Prep:
- Marinate the ground pork: Combine the ground pork, ground white pepper, low sodium light soy sauce, corn starch, and sesame oil in a medium bowl. Mix well to combine, set aside.
- Prepare the fresh ingredients: Roughly chop the garlic and fresh red chilies. Using a mortar and pestle, pound into a course paste. Mince the ginger, slice the shallots, and chop the spring onion (separate the white and light green parts from the dark green parts). Rinse the fish balls and black pepper pork balls in a fine mesh strainer and set aside.
For the XO Broth:
- Cook the pork: Heat ½ tablespoon of canola oil in a medium-sized skillet over medium-high heat. Once hot, add the ground pork and allow to sear for 20-30 seconds until the bottom turns golden brown and crispy. Then stir-fry for 2 minutes, breaking the clumps with your spatula until cooked. Drain off any excess grease and oil from the pan and set aside.
- Sauté the aromatics: Heat the remaining 2 tablespoons of oil in a large Dutch oven or stockpot over medium-high heat. Once hot, add the shallots and spring onion white and light green parts.
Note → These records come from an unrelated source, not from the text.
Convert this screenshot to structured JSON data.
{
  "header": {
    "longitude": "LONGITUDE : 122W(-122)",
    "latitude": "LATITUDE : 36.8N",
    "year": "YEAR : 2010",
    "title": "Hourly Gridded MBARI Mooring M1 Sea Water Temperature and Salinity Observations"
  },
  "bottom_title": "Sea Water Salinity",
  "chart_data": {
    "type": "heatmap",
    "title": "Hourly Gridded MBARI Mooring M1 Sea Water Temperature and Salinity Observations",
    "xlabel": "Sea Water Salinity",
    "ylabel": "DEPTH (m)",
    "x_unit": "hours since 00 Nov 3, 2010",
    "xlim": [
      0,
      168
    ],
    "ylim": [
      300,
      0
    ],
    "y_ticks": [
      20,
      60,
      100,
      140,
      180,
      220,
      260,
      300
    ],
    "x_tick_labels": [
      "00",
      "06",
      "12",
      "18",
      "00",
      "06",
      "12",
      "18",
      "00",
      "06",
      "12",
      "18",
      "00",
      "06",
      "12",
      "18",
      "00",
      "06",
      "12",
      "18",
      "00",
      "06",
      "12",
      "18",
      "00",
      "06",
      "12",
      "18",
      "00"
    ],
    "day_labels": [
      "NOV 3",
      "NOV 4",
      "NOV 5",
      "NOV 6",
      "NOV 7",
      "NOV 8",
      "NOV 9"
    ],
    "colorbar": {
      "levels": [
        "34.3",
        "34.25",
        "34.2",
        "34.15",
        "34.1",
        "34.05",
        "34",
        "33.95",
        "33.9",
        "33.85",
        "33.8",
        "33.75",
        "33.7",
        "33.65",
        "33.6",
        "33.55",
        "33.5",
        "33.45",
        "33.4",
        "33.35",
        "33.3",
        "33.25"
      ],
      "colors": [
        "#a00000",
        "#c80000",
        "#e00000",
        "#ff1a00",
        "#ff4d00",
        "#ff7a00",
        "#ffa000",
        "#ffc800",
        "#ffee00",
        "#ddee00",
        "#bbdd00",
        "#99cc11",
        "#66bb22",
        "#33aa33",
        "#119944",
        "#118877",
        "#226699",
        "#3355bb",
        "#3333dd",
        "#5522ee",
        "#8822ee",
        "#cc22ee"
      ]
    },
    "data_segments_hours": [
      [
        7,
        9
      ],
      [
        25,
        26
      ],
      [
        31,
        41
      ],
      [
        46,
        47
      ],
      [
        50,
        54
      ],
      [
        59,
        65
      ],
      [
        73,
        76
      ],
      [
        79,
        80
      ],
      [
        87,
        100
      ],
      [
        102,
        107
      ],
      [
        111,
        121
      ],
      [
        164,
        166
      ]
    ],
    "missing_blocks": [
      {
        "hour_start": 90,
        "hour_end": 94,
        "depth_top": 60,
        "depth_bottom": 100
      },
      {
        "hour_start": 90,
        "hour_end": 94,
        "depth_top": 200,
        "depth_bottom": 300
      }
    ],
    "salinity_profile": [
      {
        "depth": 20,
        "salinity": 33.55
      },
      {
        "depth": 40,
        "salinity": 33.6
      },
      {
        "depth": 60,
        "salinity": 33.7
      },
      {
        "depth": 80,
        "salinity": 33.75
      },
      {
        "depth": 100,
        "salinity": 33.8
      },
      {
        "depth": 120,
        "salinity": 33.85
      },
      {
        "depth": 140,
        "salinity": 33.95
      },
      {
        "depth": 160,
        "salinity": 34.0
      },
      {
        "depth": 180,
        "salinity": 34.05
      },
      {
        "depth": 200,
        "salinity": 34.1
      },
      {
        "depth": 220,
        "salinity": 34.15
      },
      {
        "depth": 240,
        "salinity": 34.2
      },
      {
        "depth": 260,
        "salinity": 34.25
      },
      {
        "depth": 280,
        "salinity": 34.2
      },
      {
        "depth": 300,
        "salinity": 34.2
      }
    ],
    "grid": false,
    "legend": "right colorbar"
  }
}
Sauté for a minute until slightly softened. Add the smashed garlic-chilies paste and ginger and sauté for 30 seconds until fragrant.
- Build the broth: Add the XO sauce and stir briefly to combine. Then pour in the pork bone broth and water and season with low sodium light soy sauce, Shao Xing rice wine, dark soy sauce, white pepper, kosher salt, and black pepper. Stir to combine and bring to a boil. Reduce the heat to low and simmer uncovered for 10 minutes. (Note: At this point you can strain the broth and discard the solids if you prefer it not to have any chunky bits.) Add the fish balls and black pepper pork balls and simmer for 5-6 minutes. Stir in the sesame oil and pure chili oil (if using), then switch off the heat.
To Assemble Noodle Bowls:
- Assemble the noodle bowls: While the broth is simmering, cook the rice vermicelli noodles according to package instructions in a separate pot of boiling water. During the last 30 seconds of cooking, add the Asian greens and snow peas (if using) and blanch briefly. Drain into a fine mesh strainer. Transfer the snow peas to an ice water bath. Drain immediately and pat-dry with paper towels. Divide the noodles, Asian greens, and snow peas evenly into bowls.
- To Serve: Ladle the XO broth, fish balls, and black pepper pork balls evenly into the noodle bowls. Spoon the crispy ground pork on top. Garnish with the reserved spring onion dark green parts and sliced chili. Serve immediately.